Akio Toyoda, presidente da Toyota, continua sustentando a ideia de que insistir apenas em carros 100% elétricos para descarbonizar o setor automotivo é um erro.
Isso, porém, não significa oposição aos modelos 100% elétricos: pelo contrário, a Toyota está prestes a ampliar sua linha de forma relevante.
Elétricos da Toyota ganham espaço na Europa
Os recém-apresentados Urban Cruiser e C-HR+ já foram revelados e vão se somar ao bZ4X, atualizado há pouco tempo, e ao novo bZ4X Touring. Com isso, a marca fortalece sua presença elétrica no continente europeu.
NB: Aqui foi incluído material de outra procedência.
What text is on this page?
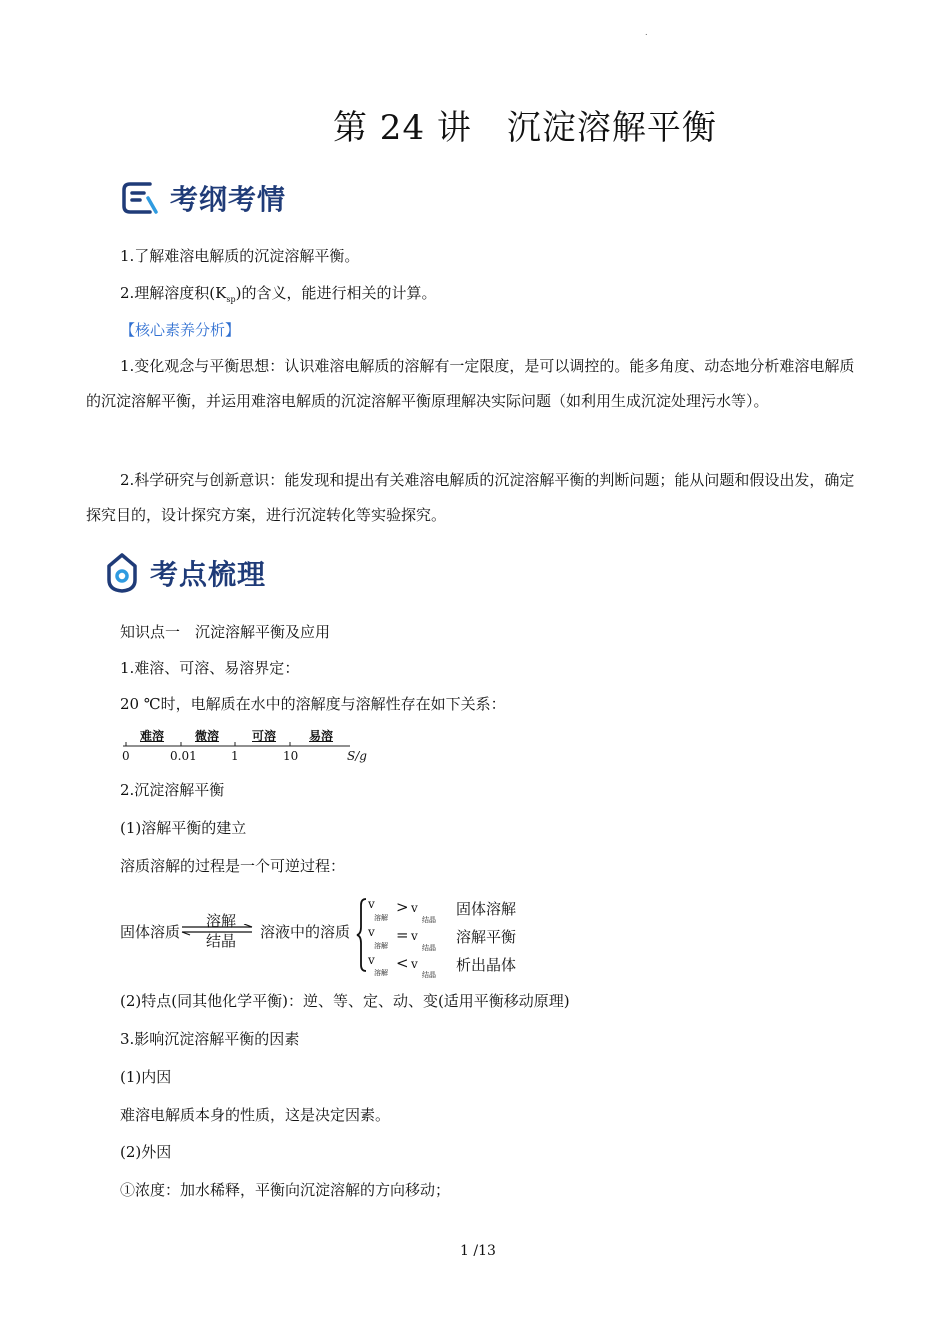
.
第 24 讲　沉淀溶解平衡
考纲考情
1.了解难溶电解质的沉淀溶解平衡。
2.理解溶度积$(K_{sp})$的含义，能进行相关的计算。
【核心素养分析】
1.变化观念与平衡思想：认识难溶电解质的溶解有一定限度，是可以调控的。能多角度、动态地分析难溶电解质的沉淀溶解平衡，并运用难溶电解质的沉淀溶解平衡原理解决实际问题（如利用生成沉淀处理污水等）。
2.科学研究与创新意识：能发现和提出有关难溶电解质的沉淀溶解平衡的判断问题；能从问题和假设出发，确定探究目的，设计探究方案，进行沉淀转化等实验探究。
考点梳理
知识点一　沉淀溶解平衡及应用
1.难溶、可溶、易溶界定：
20 ℃时，电解质在水中的溶解度与溶解性存在如下关系：
难溶	微溶	可溶	易溶
0	0.01	1	10	S/g
2.沉淀溶解平衡
(1)溶解平衡的建立
溶质溶解的过程是一个可逆过程：
固体溶质
溶解
结晶 溶液中的溶质
v
溶解
> v
结晶
固体溶解
v
溶解
= v
结晶
溶解平衡
v
溶解
< v
结晶
析出晶体
(2)特点(同其他化学平衡)：逆、等、定、动、变(适用平衡移动原理)
3.影响沉淀溶解平衡的因素
(1)内因
难溶电解质本身的性质，这是决定因素。
(2)外因
①浓度：加水稀释，平衡向沉淀溶解的方向移动；
1 /13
Ainda assim, Toyoda segue convicto de que os elétricos não representam a única resposta.
Por que Toyoda não aposta só em 100% elétricos
“Deveríamos estar olhando para todas as opções e trabalhando em todas as direções”, afirmou o executivo em entrevista ao editor Hans Greimel, publicada pela Automotive News.
Vale lembrar que a maior montadora do mundo tem sido bastante criticada por não avançar com o carro elétrico na mesma velocidade de outras fabricantes. A resposta da Toyota é que o alvo a ser derrotado é o carbono - e não, necessariamente, o motor a combustão.
Para acelerar a descarbonização, a Toyota defende, neste momento, a rota dos híbridos e também vem explorando outras alternativas, como a tecnologia fuel cell (célula a combustível) e motores a combustão movidos a hidrogênio.
Toyoda sustenta sua posição com números: “Nós vendemos 27 milhões de híbridos (desde 1997). Esses híbridos têm o mesmo impacto ambiental do que 9 milhões de elétricos”. Pelas contas do presidente, um elétrico é tão poluente quanto três híbridos.
Ele ainda complementa o raciocínio com o contexto energético: “Se tivéssemos construído nove milhões de elétricos no Japão, isso iria, ao contrário do esperado, aumentar a pegada de carbono e não reduzi-la. Isto deve-se ao facto do Japão depender de centrais termoelétricas para produzir eletricidade”, concluiu.
Estratégia diversificada
Diante dessas convicções, a Toyota diz que seguirá “em todas as direções”: híbridos, elétricos, hidrogênio e motores a combustão integram seu portfólio e devem continuar presentes no futuro.
E, considerando o que se vê no mercado - adoção dos elétricos mais lenta do que o previsto, ao mesmo tempo em que os híbridos ganham força -, a estratégia diversificada, com forte apoio na tecnologia híbrida, tem funcionado muito bem para a gigante japonesa. Há cinco anos, a empresa é a maior montadora do mundo.
A sinalização de continuidade aparece também nos dois últimos modelos mostrados pela marca: o Aygo X renovado e a nova geração do RAV4.
No caso do compacto urbano, ele recebeu pela primeira vez uma motorização híbrida e passou a ser o híbrido (sem carregamento externo) com as menores emissões de CO₂ do mercado.
Já o RAV4, em sua nova geração, abandonou de vez as opções somente a combustão e passa a ser oferecido apenas como híbrido ou híbrido plug-in. A consequência tende a ser grande - afinal, o RAV4 está entre os carros mais vendidos do planeta.